Nous avons commencé d'agir pour développer les biotechnologies, mais il faut aller plus loin. On devra par exemple proposer un véritable plan d'action gouvernemental pour les sciences de la vie (PAVIE), sur le modèle de ce que nous avons fait en faveur d'Internet. Ce plan aura pour but d'encourager la recherche publique et privée et d'aider les créateurs de "jeunes pousses". Les aspects éthiques sont aussi importants et ils devront être examinés dans le cadre d'un débat citoyen. Pour enclencher la dynamique, on pourrait réunir des assises des sciences de la vie dès l'automne prochain. Voilà des propositions concrètes. Elles sont en phase avec notre projet qui évoque la nécessité d'un effort spécifique pour les biotechs.
5) Une France moderne, n'est-ce pas aussi une France où l'on se parle vraiment, où l'on se parle mieux, notamment entre l'Etat et les partenaires sociaux ?
La mise en place de ce que j'appelle la "société partenariale" est une dimension essentielle de la France moderne. L'Etat n'entend pas conduire unilatéralement la négociation collective, même s'il doit veiller à ce que tous les citoyens, assurés, usagers, soient protégés. Les partenaires sociaux ne votent pas la loi car c'est le rôle du Parlement. S'il est élu, Lionel Jospin s'est engagé à demander au Gouvernement d'organiser une Conférence économique et sociale nationale pour aborder les grands dossiers du quinquennat : les retraites, le compte formation pour chaque salarié, le plan pour l'emploi des plus de 50 ans. Discuter collégial, réformer partenarial, c'est un bon mot d'ordre pour entrer dans le 21ème siècle.

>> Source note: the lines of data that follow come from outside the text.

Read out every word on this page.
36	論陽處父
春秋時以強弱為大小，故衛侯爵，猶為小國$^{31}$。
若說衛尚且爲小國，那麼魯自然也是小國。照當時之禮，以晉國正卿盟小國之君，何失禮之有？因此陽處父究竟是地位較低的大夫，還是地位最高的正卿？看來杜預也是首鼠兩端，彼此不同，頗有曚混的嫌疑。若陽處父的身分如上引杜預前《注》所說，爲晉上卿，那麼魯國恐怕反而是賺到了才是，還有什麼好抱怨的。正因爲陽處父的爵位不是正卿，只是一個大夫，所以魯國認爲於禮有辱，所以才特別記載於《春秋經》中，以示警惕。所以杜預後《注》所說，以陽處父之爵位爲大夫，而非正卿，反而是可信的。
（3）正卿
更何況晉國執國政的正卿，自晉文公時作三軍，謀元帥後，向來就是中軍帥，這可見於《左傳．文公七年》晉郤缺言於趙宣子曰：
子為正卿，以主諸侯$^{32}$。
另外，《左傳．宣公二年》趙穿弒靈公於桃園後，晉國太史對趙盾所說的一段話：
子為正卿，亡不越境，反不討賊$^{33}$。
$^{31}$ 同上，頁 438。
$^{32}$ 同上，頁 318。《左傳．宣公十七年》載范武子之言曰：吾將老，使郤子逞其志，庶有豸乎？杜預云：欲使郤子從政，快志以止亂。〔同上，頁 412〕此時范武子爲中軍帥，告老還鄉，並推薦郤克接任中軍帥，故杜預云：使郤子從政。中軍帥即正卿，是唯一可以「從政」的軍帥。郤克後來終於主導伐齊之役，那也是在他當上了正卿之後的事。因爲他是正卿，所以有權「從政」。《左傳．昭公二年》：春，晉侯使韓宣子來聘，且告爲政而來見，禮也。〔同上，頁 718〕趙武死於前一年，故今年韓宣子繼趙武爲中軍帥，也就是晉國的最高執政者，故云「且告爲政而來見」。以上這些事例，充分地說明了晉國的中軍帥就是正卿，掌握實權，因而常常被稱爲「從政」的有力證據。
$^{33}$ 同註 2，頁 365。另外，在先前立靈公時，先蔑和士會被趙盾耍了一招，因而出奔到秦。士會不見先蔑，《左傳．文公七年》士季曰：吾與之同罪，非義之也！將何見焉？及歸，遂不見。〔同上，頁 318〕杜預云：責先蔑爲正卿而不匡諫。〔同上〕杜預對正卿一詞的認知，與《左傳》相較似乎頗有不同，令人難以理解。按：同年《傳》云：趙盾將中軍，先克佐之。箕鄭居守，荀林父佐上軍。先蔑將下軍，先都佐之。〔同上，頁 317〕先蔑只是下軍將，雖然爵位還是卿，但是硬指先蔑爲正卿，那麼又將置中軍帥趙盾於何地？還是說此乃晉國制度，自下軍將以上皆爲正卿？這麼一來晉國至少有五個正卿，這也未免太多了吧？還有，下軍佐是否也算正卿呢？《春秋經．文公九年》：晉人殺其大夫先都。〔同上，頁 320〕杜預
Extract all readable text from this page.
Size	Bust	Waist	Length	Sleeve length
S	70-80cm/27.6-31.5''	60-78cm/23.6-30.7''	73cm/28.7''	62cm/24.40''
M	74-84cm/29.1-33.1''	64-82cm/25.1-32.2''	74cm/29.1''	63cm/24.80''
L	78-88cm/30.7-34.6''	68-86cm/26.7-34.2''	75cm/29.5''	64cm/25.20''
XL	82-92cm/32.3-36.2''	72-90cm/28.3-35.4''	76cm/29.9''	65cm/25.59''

6) Pour nos concitoyens, comment faire le lien entre France moderne et France juste ?
La France moderne doit être une France juste. Créer un droit à la formation tout au long de la vie, c'est avancer concrètement vers l'égalité des chances. Mieux dialoguer dans notre pays, c'est faire progresser la démocratie. Soutenir l'innovation et en diffuser les applications, c'est permettre à chacun de bénéficier du progrès. Notre volonté, c'est à la fois de moderniser la France et de la rendre plus solidaire : c'est la raison pour laquelle, nous agirons aussi en faveur des jeunes, des familles, des plus âgés et du droit au logement. Parce qu'il faut des réformes efficaces et justes, il faut un nouveau Président, Lionel Jospin.